16.9 Conversational Gestures For The Audio Desktop

By 1996, Emacspeak was the only piece of adaptive technology I used; in fall of 1995, I had moved to Adobe Systems from DEC Research to focus on enhancing the Portable Document Format (PDF) to make PDF content repurposable. Between 1996 and 1998, I was primarily focused on electronic document formats — I took this opportunity to step back and evaluate what I had built as an auditory interface within Emacspeak. This retrospect proved extremely useful in gaining a sense of perspective and led to formalizing the high-level concept of Conversational Gestures and structured browsing/searching as a means of thinking about user interfaces.

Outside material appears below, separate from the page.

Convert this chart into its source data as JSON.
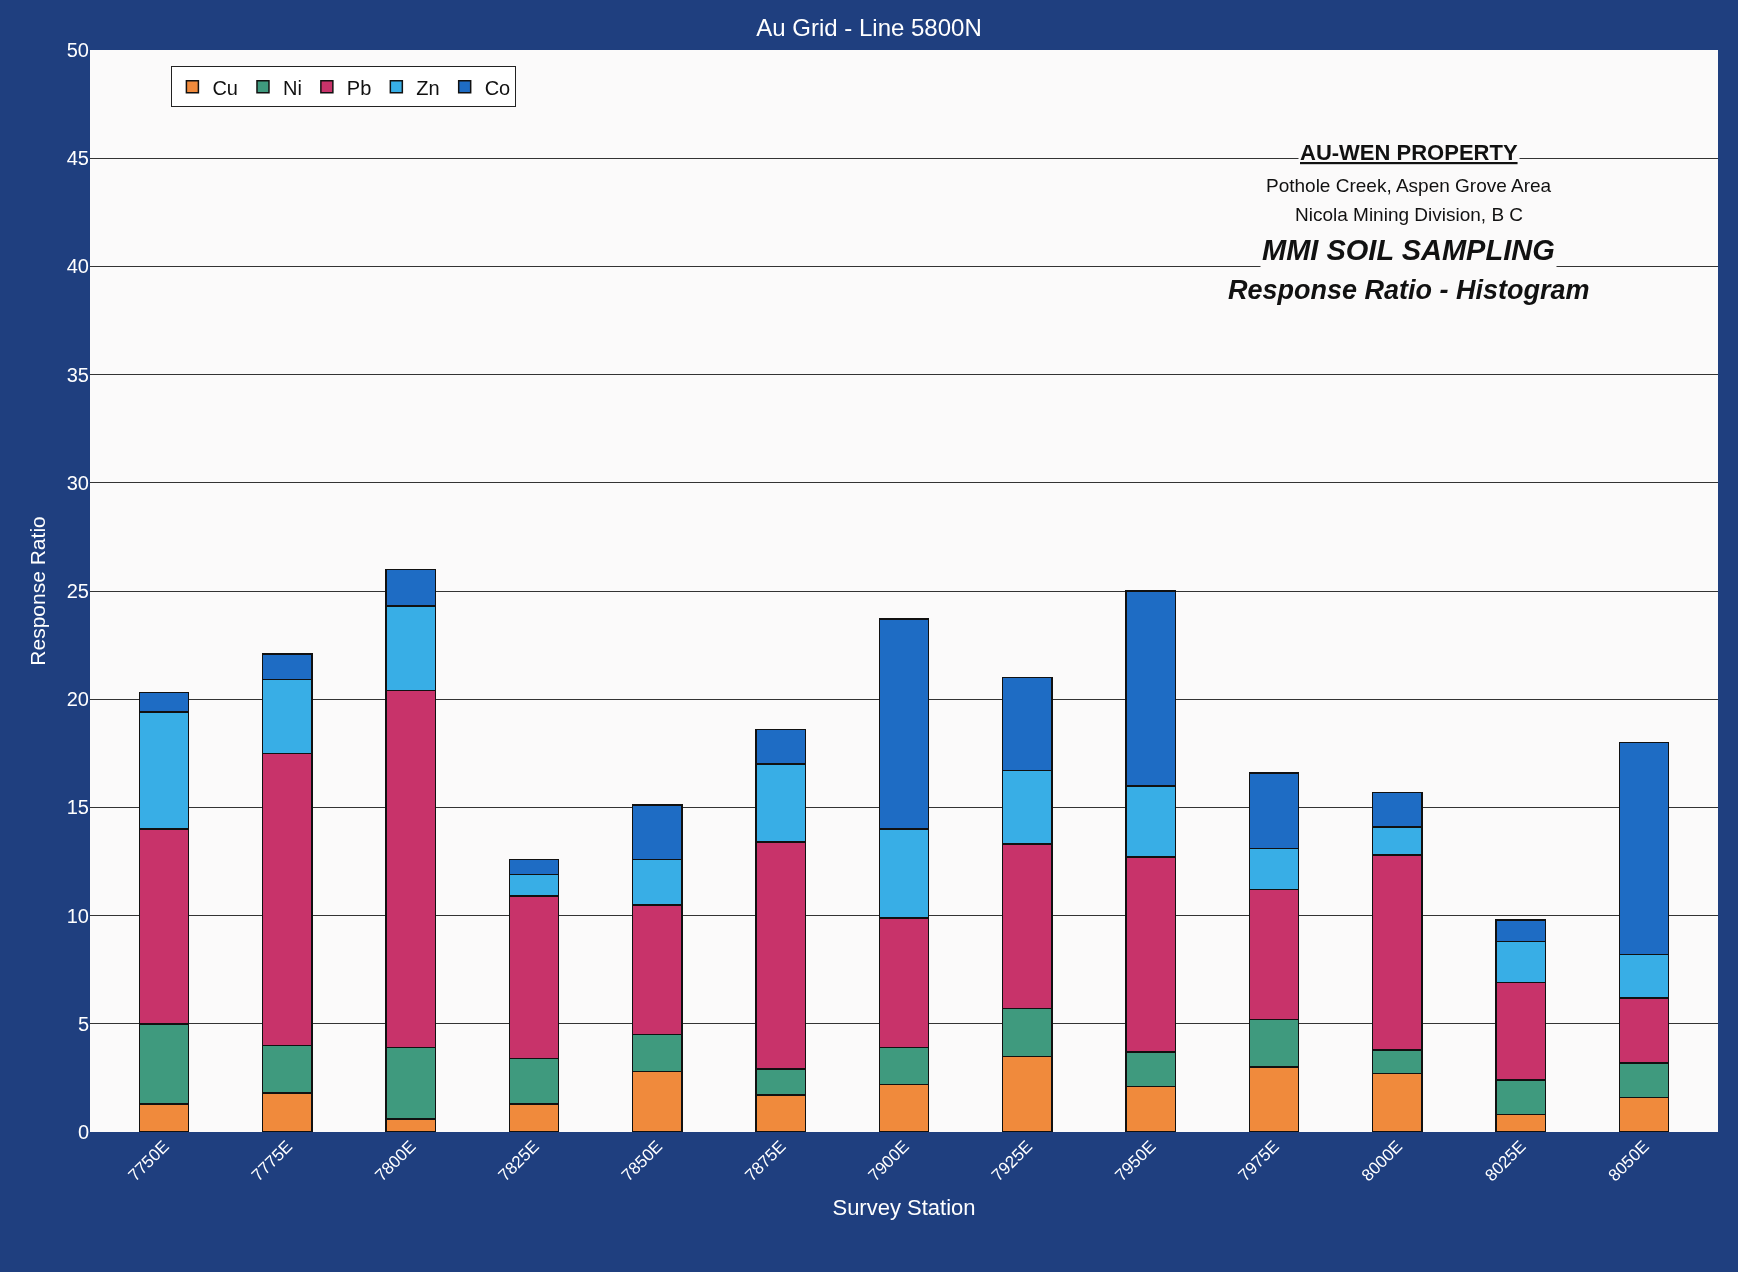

By now, Emacspeak was a complete environment — I formalized what it provided under the moniker Complete Audio Desktop. The fully integrated user experience allowed me to move forward with respect to defining interaction models that were highly optimized to eyes-free interaction — as an example, see how Emacspeak interfaces with modes like dired (Directory Editor) for browsing and manipulating the filesystem, or proced (Process Editor) for browsing and manipulating running processes. Emacs’ integration with ispell for spell checking, as well as its various completion facilities ranging from minibuffer completion to other forms of dynamic completion while typing text provided more opportunities for creating innovative forms of eyes-free interaction. With respect to what had gone before (and is still par for the course as far as traditional screen-readers are concerned), these types of highly dynamic interfaces present a challenge. For example, consider handling a completion interface using a screen-reader that is speaking the visual display. There is a significant challenge in deciding what to speak e.g., when presented with a list of completions, the currently typed text, and the default completion, which of these should you speak, and in what order? The problem gets harder when you consider that the underlying semantics of these items is generally not available from examining the visual presentation in a consistent manner. By having direct access to the underlying information being presented, Emacspeak had a leg up with respect to addressing the higher-level question — when you do have access to this information, how do you present it effectively in an eyes-free environment? For this and many other cases of dynamic interaction, a combination of audio formatting, auditory icons, and the ability to synthesize succinct messages from a combination of information items — rather than having to forcibly speak each item as it is rendered visually provided for highly efficient eyes-free interaction.

This was also when I stepped back to build out Emacspeak’s table browsing facilities — see the online Emacspeak documentation for details on Emacspeak’s table browsing functionality which continues to remain one of the richest collection of end-user affordances for working with two-dimensional data.